Produire plus efficacement des protéines
Il faut 0,625 ha pour produire une tonne de MAD avec la luzerne contre 1,315 ha avec le soja. D’où un gain de surface de 0,69 ha (52 %) par tonne de MAD supplémentaire. (cf. schéma ci-contre)
Associer Luzerne et Colza
L’huile que produit le soja pourrait, en zone tempérée, être produite avec du colza. Il suffit alors de 0,898 ha, dont 0,486 ha de luzerne et 0,412 ha de colza, pour produire autant d’huile et de MAD que sur 1,315 ha de soja. On gagne ainsi environ 0,417 ha.
En associant la luzerne et le colza on peut donc, sans défricher, augmenter la production de protéines et d’huile de 46 %. La même augmentation de production avec le soja demanderait d’augmenter la surface cultivée de 0,41 ha. En cultivant de la luzerne plutôt que du soja, chaque fois que cela est possible du point de vue agronomique, on peut gagner de la surface.
Produire sur une même surface plus de protéines et autant d’huile qu’avec le soja:
Sur 1,315 ha (0,903 ha de luzerne et 0,412 ha de colza) on peut obtenir la même production d’huile qu’avec le soja et un supplément de 0,67 t de MAD, soit en tout 1,67 t de MAD (+ 67 %).
Produire sur une même surface plus d’huile et autant de protéines qu’avec le soja: Avec 0,273 ha de luzerne et 1,042 ha de colza on peut obtenir 1 t de MAD et un supplément de 0,904 t d’huile (+153 % d’huile).
Bilans « énergie fossile » et de GES
Après la production alimentaire, on peut décider de n’utiliser que des énergies fossiles pour les conversions et transformations qui suivent. Cela évite d’empiéter sur l’espace rural. La déshydratation est habituellement réalisée avec du charbon. Elle peut également s’obtenir par séchage solaire.

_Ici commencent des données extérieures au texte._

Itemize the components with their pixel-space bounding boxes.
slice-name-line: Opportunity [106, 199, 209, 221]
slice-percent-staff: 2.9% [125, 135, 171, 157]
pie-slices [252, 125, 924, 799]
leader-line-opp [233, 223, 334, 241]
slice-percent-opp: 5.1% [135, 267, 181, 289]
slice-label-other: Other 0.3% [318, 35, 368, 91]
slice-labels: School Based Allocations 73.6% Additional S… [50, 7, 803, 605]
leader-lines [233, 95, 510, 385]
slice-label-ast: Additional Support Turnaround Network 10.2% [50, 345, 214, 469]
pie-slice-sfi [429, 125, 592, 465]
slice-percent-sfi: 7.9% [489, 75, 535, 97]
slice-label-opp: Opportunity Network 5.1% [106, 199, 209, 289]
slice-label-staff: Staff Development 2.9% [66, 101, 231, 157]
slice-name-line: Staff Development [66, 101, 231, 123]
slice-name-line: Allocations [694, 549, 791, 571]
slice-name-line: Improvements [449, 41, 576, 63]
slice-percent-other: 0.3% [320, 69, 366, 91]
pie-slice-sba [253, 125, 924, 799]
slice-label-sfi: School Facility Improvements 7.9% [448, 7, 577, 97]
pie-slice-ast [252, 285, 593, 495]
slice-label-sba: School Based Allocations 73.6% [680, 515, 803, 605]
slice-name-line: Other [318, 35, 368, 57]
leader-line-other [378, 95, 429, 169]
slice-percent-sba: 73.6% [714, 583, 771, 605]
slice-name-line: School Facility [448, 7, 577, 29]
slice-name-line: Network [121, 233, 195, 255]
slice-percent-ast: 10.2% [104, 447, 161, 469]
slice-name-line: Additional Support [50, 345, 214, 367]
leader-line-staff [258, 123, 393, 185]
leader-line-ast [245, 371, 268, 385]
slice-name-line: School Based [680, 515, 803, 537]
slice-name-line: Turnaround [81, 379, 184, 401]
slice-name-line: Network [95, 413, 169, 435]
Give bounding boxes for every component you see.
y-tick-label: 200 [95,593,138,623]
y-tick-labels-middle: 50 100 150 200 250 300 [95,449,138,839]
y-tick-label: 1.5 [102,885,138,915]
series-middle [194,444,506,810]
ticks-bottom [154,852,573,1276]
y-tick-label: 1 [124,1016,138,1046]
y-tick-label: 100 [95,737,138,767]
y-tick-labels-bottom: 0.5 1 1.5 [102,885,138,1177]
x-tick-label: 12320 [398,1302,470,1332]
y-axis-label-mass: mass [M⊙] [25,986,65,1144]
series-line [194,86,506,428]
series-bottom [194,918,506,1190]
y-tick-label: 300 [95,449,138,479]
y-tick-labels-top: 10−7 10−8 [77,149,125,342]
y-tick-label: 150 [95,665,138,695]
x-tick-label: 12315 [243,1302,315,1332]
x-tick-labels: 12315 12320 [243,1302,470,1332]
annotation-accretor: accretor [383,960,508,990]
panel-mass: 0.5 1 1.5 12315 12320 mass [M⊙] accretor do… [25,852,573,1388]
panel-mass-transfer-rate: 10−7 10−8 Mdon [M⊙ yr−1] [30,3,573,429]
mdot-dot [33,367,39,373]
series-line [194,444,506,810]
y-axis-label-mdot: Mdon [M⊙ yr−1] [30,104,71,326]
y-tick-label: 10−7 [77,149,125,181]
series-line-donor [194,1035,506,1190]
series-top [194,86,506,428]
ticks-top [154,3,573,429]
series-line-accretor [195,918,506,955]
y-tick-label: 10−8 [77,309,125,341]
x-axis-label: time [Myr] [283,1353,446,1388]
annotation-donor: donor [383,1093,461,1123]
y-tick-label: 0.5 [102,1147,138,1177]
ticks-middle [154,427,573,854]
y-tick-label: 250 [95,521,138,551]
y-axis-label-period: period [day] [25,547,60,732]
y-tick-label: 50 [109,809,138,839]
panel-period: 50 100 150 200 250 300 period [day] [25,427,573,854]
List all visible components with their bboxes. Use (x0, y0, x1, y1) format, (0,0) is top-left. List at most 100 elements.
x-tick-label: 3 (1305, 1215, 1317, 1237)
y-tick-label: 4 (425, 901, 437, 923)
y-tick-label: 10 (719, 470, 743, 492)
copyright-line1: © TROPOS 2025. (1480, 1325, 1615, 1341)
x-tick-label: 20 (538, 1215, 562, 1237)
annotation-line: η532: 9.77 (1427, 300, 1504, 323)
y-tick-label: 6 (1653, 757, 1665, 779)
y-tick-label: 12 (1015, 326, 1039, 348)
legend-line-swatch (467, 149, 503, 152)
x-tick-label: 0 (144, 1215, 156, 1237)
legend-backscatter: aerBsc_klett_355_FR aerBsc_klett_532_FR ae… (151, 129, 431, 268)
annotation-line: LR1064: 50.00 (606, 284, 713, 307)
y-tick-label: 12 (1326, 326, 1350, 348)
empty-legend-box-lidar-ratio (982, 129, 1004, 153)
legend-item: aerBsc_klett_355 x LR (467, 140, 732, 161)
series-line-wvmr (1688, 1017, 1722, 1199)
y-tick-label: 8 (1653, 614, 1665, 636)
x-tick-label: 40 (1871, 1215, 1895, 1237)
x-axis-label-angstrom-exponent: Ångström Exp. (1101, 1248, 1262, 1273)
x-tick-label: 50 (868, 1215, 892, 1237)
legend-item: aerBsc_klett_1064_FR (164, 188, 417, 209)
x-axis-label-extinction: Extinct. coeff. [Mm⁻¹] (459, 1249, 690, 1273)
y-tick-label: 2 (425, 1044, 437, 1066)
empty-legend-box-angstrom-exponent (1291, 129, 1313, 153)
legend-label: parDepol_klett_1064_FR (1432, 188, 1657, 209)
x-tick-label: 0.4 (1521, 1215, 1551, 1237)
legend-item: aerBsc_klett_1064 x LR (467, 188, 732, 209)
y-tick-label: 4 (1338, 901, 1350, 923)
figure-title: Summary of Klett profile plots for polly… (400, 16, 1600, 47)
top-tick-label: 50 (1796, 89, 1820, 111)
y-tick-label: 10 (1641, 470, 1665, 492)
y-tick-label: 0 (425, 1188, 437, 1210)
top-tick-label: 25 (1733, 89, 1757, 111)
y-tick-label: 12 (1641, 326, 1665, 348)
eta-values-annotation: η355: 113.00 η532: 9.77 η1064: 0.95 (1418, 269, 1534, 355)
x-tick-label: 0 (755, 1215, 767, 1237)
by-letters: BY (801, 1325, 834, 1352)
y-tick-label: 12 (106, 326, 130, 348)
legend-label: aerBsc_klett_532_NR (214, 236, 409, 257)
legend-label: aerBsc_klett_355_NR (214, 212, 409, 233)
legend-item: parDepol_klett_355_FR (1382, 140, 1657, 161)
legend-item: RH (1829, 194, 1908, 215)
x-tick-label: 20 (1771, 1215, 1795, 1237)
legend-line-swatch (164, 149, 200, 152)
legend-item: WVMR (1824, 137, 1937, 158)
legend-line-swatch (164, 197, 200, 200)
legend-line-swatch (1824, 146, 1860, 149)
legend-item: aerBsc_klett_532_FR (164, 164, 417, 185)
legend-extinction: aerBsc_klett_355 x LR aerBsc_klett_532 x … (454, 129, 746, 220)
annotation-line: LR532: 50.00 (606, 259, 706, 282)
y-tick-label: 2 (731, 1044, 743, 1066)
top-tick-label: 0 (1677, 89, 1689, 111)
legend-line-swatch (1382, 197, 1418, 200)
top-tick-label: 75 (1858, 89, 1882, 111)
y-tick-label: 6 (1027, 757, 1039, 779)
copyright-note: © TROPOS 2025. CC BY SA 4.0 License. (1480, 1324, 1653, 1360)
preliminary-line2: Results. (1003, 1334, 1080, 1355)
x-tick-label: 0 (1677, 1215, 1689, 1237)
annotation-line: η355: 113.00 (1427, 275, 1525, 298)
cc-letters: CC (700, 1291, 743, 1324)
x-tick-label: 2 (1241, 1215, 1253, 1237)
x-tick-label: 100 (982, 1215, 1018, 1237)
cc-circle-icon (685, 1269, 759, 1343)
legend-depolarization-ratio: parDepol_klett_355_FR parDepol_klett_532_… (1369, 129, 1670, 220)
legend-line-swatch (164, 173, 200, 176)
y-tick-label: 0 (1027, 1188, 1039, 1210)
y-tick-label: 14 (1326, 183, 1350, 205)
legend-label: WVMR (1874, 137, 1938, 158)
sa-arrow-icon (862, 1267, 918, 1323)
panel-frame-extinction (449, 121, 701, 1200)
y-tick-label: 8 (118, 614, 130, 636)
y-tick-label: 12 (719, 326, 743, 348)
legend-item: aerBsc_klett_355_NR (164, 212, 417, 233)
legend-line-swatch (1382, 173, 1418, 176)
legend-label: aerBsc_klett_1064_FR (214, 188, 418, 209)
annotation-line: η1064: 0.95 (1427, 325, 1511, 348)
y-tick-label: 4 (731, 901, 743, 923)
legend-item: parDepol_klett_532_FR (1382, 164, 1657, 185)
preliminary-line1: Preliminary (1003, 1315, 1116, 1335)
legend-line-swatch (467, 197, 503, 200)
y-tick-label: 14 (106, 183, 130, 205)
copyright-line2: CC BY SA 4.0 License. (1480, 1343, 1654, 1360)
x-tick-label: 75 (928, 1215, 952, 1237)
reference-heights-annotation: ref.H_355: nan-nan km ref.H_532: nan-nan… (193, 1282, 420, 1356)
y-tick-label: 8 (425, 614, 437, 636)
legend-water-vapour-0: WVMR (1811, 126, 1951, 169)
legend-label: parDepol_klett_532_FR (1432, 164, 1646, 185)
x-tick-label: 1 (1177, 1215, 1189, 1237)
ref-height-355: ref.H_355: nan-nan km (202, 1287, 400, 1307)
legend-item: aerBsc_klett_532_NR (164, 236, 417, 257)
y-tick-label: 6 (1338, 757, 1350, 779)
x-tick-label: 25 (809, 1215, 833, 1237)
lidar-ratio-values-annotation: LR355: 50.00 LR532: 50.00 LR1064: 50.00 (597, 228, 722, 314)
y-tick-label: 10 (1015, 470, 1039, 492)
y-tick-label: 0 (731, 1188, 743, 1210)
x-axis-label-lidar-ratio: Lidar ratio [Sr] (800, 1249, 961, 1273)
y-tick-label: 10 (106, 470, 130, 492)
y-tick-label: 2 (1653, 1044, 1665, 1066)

Mais, on peut aussi décider de compenser les consommations d’énergie fossile avec des productions de phytomasses : en valorisant l’huile coproduite avec les protéines, ou en valorisant du bois de peupleraies (produisant en moyenne 9 t de MS par ha et par an) que l’on peut installer sur les superficies gagnées. On peut également utiliser de la paille de céréale non valorisée. Le schéma ci-contre permet de comparer les bilans quand on cherche à produire toute l’énergie fossile consommée pour les productions, les transports et les conditionnements (extraction d’huile des oléagineux ou déshydratation de la luzerne) des produits récoltés. On obtient ainsi un léger gain énergétique de la luzerne par rapport au soja (0,3 à 0,35 tep) par tonne de MAD. On réduit également les émissions de GES de 1,2 teqCO2 par tonne de MAD quand le soja n’a pas besoin d’être chaulé et même de 3,7 teqCO2 dans le cas le plus fréquent où il faut faire un chaulage.